The Geraldines and medieval Ireland
The making of a myth
Peter Crooks & Seán Duffy, editors
Geraldines (or FitzGeralds) are the most celebrated of the dynasties established in Ireland at the time of the Anglo-Norman invasion; and the dynasty’s most celebrated member during the Middle Ages was Gearóid Mór, the Great Earl of Kildare. This inaugural volume in the Trinity Medieval Ireland Series arises from a symposium held in September 2013 to mark the 500th anniversary of the Great Earl’s death in September 1513. The book traces the history of the Great Earl’s family from its origins to the sixteenth century. Some of Ireland’s finest historians offer fresh appraisals of the origins of the Geraldines (Seán Duffy); the role of Giraldus Cambrensis in shaping the self-image of his own family (Huw Pryce); the significance of the Geraldines as conquerors (Colin Veach), castle-builders (Linzi Simpson) and colonizers (Brendan Smith); the astonishing ramification of the family (Paul MacCotter); the ‘rebellious’ reputation of the first earl of Desmond (Robin Frame); and the brutal execution in 1468 of his great-grandson, the seventh earl of Desmond (Peter Crooks).
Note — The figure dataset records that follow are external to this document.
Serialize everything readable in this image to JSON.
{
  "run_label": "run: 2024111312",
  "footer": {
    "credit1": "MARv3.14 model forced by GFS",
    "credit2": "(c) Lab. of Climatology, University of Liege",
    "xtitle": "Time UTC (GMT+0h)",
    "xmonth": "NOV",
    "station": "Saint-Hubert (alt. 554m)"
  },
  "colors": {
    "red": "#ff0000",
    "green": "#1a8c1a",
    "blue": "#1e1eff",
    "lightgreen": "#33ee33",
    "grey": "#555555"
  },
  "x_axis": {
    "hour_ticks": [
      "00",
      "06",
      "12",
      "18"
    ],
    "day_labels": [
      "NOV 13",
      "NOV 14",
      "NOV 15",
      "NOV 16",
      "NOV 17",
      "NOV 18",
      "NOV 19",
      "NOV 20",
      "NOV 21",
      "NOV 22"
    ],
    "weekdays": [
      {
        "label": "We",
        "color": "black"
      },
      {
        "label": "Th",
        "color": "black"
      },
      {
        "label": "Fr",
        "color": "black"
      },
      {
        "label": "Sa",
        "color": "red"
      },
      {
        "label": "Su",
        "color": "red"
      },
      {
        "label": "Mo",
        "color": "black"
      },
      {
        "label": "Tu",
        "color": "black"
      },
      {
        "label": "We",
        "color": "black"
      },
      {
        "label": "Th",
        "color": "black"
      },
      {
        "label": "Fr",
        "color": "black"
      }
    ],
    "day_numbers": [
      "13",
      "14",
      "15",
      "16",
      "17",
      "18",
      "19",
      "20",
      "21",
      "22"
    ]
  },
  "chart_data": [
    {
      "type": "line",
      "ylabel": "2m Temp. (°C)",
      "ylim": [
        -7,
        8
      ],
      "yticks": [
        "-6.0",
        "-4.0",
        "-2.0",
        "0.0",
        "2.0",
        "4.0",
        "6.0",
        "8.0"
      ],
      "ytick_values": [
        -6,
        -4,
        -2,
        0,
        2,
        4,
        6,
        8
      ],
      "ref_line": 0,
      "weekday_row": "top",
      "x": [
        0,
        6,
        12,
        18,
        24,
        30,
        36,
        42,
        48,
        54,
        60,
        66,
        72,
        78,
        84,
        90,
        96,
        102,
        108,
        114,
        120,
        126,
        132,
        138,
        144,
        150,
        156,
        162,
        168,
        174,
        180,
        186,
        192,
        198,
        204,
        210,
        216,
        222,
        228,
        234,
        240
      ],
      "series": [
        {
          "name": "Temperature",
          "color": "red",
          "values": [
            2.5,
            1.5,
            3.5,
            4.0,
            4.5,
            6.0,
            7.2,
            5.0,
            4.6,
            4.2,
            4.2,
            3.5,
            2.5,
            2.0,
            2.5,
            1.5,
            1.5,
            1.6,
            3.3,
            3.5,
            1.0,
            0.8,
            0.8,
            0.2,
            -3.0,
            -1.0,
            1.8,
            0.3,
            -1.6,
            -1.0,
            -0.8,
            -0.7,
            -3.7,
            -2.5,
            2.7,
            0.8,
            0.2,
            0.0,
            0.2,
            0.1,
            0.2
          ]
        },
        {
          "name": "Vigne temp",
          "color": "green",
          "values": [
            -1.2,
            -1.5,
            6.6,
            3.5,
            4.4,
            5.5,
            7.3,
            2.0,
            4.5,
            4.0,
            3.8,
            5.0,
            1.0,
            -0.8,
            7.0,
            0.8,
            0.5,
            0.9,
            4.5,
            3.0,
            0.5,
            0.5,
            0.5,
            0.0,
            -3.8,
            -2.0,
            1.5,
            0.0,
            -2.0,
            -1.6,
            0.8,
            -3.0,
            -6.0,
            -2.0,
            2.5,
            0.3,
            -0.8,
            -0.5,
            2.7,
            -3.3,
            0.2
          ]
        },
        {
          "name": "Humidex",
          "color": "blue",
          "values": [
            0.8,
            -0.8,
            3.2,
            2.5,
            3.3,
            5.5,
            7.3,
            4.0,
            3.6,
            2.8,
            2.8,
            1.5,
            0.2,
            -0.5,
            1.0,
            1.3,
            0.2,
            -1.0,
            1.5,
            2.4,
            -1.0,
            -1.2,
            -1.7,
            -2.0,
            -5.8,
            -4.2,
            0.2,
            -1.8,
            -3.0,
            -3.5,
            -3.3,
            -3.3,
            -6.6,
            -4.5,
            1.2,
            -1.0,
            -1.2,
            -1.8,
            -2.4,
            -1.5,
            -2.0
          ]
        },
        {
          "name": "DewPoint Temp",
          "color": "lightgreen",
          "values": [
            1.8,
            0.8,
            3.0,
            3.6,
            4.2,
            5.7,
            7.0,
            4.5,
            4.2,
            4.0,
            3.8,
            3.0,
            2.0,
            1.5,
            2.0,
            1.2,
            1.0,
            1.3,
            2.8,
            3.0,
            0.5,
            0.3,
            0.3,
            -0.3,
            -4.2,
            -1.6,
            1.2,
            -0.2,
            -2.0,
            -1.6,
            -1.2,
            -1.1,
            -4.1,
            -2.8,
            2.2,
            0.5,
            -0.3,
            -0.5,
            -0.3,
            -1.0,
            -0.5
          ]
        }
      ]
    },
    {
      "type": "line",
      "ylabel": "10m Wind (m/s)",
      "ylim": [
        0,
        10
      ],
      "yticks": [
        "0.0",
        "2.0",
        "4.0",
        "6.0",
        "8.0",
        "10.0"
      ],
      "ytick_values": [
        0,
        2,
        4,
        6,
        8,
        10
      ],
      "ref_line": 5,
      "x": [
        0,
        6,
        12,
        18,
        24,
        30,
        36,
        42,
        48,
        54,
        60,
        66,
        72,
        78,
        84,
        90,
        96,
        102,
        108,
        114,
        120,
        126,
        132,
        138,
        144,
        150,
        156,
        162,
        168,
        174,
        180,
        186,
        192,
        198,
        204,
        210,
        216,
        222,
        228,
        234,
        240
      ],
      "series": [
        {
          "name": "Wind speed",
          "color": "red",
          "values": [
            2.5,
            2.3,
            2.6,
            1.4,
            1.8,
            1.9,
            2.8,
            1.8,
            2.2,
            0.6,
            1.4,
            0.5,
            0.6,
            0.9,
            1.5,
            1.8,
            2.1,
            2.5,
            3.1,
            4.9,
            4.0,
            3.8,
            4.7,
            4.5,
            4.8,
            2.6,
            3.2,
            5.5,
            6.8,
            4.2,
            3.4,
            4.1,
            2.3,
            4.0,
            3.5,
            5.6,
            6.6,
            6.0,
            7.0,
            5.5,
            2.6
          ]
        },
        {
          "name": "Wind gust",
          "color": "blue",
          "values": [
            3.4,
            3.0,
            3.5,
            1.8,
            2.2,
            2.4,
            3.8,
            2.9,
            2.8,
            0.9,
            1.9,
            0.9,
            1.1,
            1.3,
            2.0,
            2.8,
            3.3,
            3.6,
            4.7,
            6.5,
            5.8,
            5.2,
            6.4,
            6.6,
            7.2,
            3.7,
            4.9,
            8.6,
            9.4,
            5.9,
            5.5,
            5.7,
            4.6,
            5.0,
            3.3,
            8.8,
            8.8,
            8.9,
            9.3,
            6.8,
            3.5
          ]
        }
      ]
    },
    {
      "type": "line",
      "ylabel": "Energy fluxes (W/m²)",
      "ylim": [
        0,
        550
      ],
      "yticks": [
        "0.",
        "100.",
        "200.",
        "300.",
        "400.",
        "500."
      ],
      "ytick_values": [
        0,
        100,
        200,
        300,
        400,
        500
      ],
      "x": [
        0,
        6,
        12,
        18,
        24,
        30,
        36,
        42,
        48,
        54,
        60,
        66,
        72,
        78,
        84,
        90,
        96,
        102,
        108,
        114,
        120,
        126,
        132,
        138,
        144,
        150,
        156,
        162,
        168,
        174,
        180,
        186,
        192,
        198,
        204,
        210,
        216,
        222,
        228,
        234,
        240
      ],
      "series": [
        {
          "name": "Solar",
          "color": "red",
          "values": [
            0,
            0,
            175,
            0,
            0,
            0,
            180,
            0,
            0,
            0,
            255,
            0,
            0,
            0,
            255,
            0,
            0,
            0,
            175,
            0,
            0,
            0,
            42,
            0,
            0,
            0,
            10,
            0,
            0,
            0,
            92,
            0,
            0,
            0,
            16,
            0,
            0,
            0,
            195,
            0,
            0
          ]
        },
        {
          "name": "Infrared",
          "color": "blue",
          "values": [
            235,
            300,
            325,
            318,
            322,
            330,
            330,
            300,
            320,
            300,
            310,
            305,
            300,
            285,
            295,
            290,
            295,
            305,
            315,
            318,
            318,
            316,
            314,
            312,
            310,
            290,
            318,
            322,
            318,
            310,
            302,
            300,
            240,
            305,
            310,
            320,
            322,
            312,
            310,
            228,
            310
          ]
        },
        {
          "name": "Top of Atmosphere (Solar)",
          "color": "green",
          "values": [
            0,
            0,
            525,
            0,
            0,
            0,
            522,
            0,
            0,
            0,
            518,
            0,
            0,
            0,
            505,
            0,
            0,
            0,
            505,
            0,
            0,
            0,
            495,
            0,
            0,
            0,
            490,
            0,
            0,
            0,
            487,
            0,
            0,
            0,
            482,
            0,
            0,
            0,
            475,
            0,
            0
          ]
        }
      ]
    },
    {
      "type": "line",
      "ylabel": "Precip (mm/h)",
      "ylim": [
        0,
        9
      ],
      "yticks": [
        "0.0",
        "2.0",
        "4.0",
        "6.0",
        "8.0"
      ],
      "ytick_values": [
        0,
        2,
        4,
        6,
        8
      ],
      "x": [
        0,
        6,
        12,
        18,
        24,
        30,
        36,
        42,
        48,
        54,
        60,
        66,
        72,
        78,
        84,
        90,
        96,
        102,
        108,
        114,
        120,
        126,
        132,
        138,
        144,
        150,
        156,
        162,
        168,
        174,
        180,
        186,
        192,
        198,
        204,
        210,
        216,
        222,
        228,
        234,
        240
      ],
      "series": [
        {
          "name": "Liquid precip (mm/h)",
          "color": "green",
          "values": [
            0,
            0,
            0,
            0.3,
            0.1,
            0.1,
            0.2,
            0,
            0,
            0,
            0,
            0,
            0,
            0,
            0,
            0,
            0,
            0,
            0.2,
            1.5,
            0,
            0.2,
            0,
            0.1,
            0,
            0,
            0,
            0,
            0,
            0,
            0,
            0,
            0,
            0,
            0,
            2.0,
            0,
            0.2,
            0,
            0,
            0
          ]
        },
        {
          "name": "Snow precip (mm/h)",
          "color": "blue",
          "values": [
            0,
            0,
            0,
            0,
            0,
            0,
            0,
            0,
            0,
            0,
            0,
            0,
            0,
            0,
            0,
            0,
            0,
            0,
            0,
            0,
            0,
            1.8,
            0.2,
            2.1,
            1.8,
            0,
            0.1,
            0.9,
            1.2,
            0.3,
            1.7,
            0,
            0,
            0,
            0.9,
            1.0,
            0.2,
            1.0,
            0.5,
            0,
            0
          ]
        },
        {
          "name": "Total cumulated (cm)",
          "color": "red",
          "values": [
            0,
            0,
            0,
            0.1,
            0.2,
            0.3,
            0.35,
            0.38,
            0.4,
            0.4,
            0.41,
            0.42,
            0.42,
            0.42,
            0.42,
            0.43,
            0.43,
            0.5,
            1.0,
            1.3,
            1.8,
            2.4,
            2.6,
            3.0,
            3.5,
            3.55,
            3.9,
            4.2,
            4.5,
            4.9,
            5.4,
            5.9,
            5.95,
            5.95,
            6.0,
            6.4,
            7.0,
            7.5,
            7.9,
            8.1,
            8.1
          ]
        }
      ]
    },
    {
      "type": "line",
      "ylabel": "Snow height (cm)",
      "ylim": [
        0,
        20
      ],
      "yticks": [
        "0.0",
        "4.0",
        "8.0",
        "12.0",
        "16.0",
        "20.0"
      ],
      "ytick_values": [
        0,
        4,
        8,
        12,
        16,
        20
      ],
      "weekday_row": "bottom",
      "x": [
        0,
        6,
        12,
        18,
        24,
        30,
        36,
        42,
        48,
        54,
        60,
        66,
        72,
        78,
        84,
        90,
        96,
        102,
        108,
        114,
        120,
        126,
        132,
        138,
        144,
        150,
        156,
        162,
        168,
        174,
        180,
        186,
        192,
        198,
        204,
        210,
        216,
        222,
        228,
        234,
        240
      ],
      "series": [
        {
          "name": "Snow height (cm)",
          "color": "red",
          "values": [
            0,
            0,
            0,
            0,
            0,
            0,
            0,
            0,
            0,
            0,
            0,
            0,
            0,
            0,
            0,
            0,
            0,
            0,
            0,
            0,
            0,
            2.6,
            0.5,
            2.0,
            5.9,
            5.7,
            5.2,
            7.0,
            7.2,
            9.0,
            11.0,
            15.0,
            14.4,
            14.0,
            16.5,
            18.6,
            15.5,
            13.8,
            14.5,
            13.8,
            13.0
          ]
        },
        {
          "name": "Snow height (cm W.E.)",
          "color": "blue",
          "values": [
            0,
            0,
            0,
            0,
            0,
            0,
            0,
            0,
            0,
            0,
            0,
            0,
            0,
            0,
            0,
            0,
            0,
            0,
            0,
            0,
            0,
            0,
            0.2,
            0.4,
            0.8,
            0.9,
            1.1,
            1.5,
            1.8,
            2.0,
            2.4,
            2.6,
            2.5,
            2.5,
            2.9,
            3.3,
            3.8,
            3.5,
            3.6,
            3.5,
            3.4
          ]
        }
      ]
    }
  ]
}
The authors also investigate Geraldine engagement with Gaelic culture (Katharine Simms) and the culture of early Renaissance Europe (Aisling Byrne), as well as the family’s dealings with the native Irish (Sparky Booker), culminating in the remarkable career of the Great Earl (Steven G. Ellis) and the disastrous Desmond Rebellion (David Edwards). The book considers, too, the reception of the ‘myth’ of the Geraldines from the sixteenth century onwards, including the romance of ‘Silken Thomas’ (Ciaran Brady) and the battle for the legacy of the Geraldines in nineteenth-century Ireland (Ruairí Cullen).
Peter Crooks is a lecturer in medieval history at Trinity College Dublin. Seán Duffy is a fellow of Trinity College Dublin, where he is professor in medieval Irish history.